Holland may be an added value element in already appealing blockbuster package (think Tom Hardy *as* Venom) and Mark Wahlberg can still be an asset likewise. Moreover, there is no video game movie curse. Just since 2016, we’ve had a slew of solid commercial performers (The Angry Birds Movie, Rampage, Tomb Raider, Detective Pikachu, Sonic the Hedgehog and now Uncharted) based upon video games. Most of them, along with The Angry Birds Movie 2 (which bombed because Angry Birds Movie was mediocre) were varying degrees of “good.” As Hollywood realizes that comic book flicks outside of the Marvel/DC brands don’t fly, video games are going to be the next frontier for theatrically worthy IP. Sony deserves credit for crafting an old-school adventure flick that stood on its own with or without interest in the IP.  

Meanwhile, in almost equally optimistic news, Reid Carolin & Channing Tatum’s Dog opened with $5 million on Friday. The comparatively lower profile dramedy, starring Tatum as an Army Ranger taking a military dog to his owner’s funeral, is frankly exactly the kind of film that has been in commercial peril for the last six years. So that it’s going to earn around $14 million over the Fri-Sun frame and $16.5 million over the President’s Day holiday frame is incredibly encouraging. MGM spent the money advertising this FilmNation Entertainment release, including assuring audiences that the dog does *not* die at the end. Alongside Addams Family 2, No Time to Die, House of Gucci and Licorice Pizza, it’s perhaps time to start taking MGM seriously for the first time since… how old am I again? 

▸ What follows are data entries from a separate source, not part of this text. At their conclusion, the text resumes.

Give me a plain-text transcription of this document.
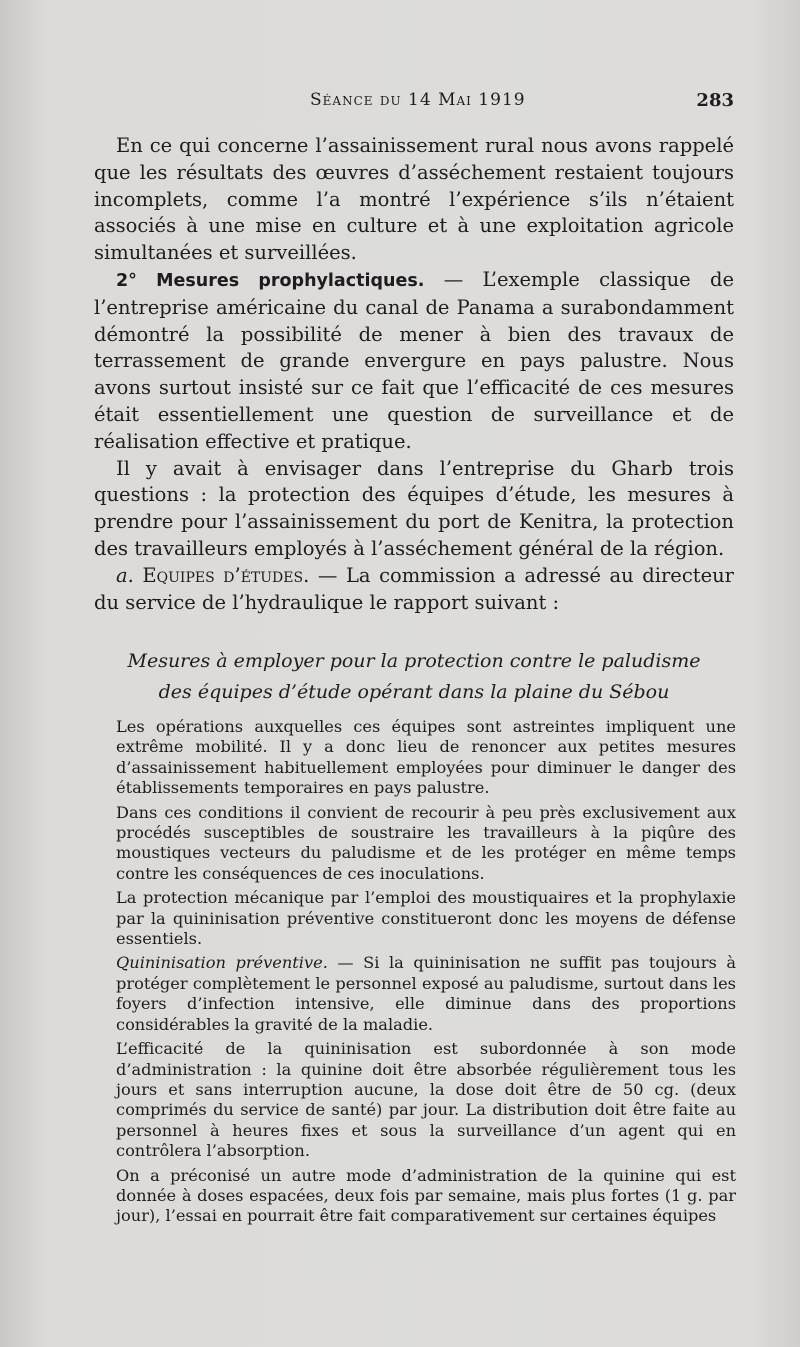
Séance du 14 Mai 1919	283

En ce qui concerne l’assainissement rural nous avons rappelé que les résultats des œuvres d’asséchement restaient toujours incomplets, comme l’a montré l’expérience s’ils n’étaient associés à une mise en culture et à une exploitation agricole simultanées et surveillées.

2° Mesures prophylactiques. — L’exemple classique de l’entreprise américaine du canal de Panama a surabondamment démontré la possibilité de mener à bien des travaux de terrassement de grande envergure en pays palustre. Nous avons surtout insisté sur ce fait que l’efficacité de ces mesures était essentiellement une question de surveillance et de réalisation effective et pratique.

Il y avait à envisager dans l’entreprise du Gharb trois questions : la protection des équipes d’étude, les mesures à prendre pour l’assainissement du port de Kenitra, la protection des travailleurs employés à l’asséchement général de la région.

a. Equipes d’études. — La commission a adressé au directeur du service de l’hydraulique le rapport suivant :

Mesures à employer pour la protection contre le paludisme
des équipes d’étude opérant dans la plaine du Sébou

Les opérations auxquelles ces équipes sont astreintes impliquent une extrême mobilité. Il y a donc lieu de renoncer aux petites mesures d’assainissement habituellement employées pour diminuer le danger des établissements temporaires en pays palustre.

Dans ces conditions il convient de recourir à peu près exclusivement aux procédés susceptibles de soustraire les travailleurs à la piqûre des moustiques vecteurs du paludisme et de les protéger en même temps contre les conséquences de ces inoculations.

La protection mécanique par l’emploi des moustiquaires et la prophylaxie par la quininisation préventive constitueront donc les moyens de défense essentiels.

Quininisation préventive. — Si la quininisation ne suffit pas toujours à protéger complètement le personnel exposé au paludisme, surtout dans les foyers d’infection intensive, elle diminue dans des proportions considérables la gravité de la maladie.

L’efficacité de la quininisation est subordonnée à son mode d’administration : la quinine doit être absorbée régulièrement tous les jours et sans interruption aucune, la dose doit être de 50 cg. (deux comprimés du service de santé) par jour. La distribution doit être faite au personnel à heures fixes et sous la surveillance d’un agent qui en contrôlera l’absorption.

On a préconisé un autre mode d’administration de la quinine qui est donnée à doses espacées, deux fois par semaine, mais plus fortes (1 g. par jour), l’essai en pourrait être fait comparativement sur certaines équipes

LD Entertainment dropped The Cursed into 1,687 theaters. Horror fans are simply happy that something of its ilk (an original, period-piece werewolf movie) exists in theaters nationwide. The film concerns a pathologist who visits a rural 19th century French town to investigate possibly supernatural murders, so basically Sleepy Hollow played straight. It earned around $590,000 for a likely $1.85 million Fri-Mon debut. Reviews and buzz are decent, and my wife and I are planning to do our part this evening at the local AMC or Regal. Meanwhile, China’s Too Cool to Kill opened domestically in 30 theaters. The remake of a 2008 Japanese action comedy earned around $30,000 on Friday for a likely $98,000 Fri-Mon weekend. It’ll have to make do with its current $281 million cume in China (Battle at Lake Changjin 2 is at $581 million).